Es de esperar que en el inmediato futuro, después del colapso, sea necesario hacer de la cultura un reto y conseguir que ésta sea libre, disidente de las exigencias del mercado o del poder oficial, con su caduca política cultural. Será esta cultura la que nos ayude a aliviar el hartazgo y nos aligere la pesadumbre, que nos abra vías alternativas desde su capacidad autocrítica y no conformista, con propuestas de otros modelos que sirvan de vínculo a la vida social, en un ejercicio de comprensión, conocimiento y memoria. Un saber que nos ofrezca la posibilidad de recuperarnos del embate pandémico sin paso rezagado. Evitar la vuelta a las zancadas aceleradas de un tiempo pasado que hacía difícil la razón crítica o una mirada hacia adentro.
Avanzar de nuevo, con la capacidad de incorporar e imaginar sorpresivas posibilidades en un escenario futuro que restituya el valor social de la cultura. Es imposible progresar hacia una nueva concepción de la sociedad y hacia otras formas de vida que inviten a explorar ámbitos culturales distintos, sin preocuparse de una manera plena y certera por la educación. Ha ocurrido, tristemente, que, lejos de entender la educación como un compromiso común de los ciudadanos y cumplir con la obligación de las instituciones de defenderla, hemos asistido durante años a programas educativos frustrados, uno tras otro, así como recortes en presupuestos y becas han ido depauperando las bases estructurales y desatendiendo el desarrollo de escuelas y universidades.
Es el envite de los ciudadanos recuperar el territorio perdido de la cultura, entendiéndola sin etiquetas ni pasiones políticas, que hacen tosca y parcial nuestra comprensión del comportamiento humano, sus motivos y enigmas. Sería oportuno, también, cultivar un estado de vigilia que entienda la cultura como solidaridad y que, sin precariedad, pueda vivir con dignidad de su trabajo, en contra de la proclama de que lo que no está expuesto en el escaparate, no existe. Irradiar una creatividad independiente del mercado y sus leyes, que confunden valía con valor.

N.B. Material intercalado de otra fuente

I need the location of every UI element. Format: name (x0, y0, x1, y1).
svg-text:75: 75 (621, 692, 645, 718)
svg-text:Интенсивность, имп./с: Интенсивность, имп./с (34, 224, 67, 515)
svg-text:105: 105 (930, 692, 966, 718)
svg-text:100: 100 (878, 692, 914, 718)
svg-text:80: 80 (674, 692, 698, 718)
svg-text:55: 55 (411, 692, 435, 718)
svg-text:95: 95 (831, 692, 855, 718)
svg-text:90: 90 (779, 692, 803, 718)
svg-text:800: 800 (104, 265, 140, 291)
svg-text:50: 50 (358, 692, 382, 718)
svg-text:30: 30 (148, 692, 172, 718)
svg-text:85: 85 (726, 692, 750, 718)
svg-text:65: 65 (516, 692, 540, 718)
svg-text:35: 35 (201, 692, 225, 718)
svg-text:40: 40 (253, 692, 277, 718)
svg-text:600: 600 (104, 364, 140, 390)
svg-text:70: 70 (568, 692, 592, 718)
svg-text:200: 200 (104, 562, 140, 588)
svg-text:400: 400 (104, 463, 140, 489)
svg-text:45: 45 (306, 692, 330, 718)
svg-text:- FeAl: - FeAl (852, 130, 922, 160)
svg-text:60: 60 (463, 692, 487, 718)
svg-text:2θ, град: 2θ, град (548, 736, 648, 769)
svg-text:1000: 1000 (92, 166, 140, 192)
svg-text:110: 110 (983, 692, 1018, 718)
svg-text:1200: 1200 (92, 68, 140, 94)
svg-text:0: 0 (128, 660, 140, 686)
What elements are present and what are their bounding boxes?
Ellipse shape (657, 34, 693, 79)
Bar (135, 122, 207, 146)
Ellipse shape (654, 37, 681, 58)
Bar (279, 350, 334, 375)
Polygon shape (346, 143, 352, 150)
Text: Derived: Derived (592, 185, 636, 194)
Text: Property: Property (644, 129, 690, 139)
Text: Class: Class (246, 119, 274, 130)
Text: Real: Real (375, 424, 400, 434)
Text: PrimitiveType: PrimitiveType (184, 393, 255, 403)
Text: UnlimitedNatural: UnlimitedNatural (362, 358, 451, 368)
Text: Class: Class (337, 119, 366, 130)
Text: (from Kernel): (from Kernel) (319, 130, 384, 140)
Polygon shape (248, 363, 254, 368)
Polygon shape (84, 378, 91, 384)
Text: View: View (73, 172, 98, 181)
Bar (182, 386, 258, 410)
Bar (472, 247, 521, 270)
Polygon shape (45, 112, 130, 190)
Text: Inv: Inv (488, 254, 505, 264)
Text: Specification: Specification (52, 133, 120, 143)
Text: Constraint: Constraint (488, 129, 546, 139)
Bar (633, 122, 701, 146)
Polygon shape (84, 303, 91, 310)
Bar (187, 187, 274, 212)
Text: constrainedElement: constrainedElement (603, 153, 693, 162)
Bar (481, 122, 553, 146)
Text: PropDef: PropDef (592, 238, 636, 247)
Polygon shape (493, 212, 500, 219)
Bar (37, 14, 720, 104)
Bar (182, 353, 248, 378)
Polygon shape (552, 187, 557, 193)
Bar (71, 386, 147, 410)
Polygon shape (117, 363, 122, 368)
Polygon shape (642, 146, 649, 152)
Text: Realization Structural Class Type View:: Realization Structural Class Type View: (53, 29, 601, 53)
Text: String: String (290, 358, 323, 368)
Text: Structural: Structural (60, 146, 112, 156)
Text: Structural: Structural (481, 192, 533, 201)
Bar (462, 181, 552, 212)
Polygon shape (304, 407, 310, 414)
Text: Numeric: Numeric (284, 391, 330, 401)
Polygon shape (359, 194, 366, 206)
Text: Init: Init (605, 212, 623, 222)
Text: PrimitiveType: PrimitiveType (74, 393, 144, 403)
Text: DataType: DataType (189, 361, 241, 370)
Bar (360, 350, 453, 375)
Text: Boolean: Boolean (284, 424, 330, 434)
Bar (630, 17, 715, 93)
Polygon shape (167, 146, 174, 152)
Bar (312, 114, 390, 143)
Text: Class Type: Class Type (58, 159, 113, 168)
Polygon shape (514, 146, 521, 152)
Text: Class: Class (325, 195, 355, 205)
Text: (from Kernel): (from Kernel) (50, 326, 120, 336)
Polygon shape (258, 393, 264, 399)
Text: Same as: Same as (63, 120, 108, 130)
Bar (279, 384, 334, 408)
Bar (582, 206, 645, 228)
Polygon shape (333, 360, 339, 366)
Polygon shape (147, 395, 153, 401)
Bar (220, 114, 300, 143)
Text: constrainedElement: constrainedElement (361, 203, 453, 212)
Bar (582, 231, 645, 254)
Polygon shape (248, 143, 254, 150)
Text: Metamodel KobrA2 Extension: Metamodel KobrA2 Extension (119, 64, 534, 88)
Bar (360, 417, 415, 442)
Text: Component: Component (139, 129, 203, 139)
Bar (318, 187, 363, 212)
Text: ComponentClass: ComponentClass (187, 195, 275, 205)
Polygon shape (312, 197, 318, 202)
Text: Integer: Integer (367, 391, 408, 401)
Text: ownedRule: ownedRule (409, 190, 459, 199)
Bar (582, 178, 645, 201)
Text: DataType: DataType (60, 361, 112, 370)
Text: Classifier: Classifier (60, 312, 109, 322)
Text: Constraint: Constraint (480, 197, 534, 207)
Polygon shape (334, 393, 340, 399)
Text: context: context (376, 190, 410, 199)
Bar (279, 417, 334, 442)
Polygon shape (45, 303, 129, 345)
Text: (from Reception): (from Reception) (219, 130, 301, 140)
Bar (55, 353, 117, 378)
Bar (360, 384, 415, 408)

Una vez hayamos pasado el ciclo de esta oscura epidemia, sabremos ya de cierto que las calles son más largas de noche, pero, a la primera luz del día después, nos hará falta perseverar en la conciencia de que algo puede haber cambiado en nuestra relación con la realidad y nuestra percepción de la misma. Ojalá sea una oportunidad, a pesar de su devastadora y adversa causa, para lograr lo que fuimos incapaces de afianzar o prever antes del embate de la epidemia: relacionarnos con el otro a través de la empatía.
A lo largo del confinamiento y con inusitada frecuencia, muchos nos hemos preguntado ¿cómo ir mas allá de la impotencia? ¿Cómo hacer de la cultura un espacio sin límites, abierto al conocimiento de que otros mundos son posibles? Allá donde se esperaba que estuviera la cultura, ya no está… ¿A dónde se ha desplazado?
Entre la expectación y la expectativa, es muy necesario que todos, intelectuales y artistas, contribuyamos a ventilar, abriendo puertas y ventanas, para que transite la creatividad como una forma de emancipación desde donde otear nuevas trayectorias que nos estimulen, sin temor a avanzar hacia el reto de que la cultura será más viva en tanto sea conflictiva y, a su vez, más solidaria. Al fin y al cabo, en este momento infausto que nos hace sentir vulnerables, no podemos prescindir de la cultura como abrigo para conseguir hacer del pesimismo, vigor; y de nuestra fragilidad, resistencia.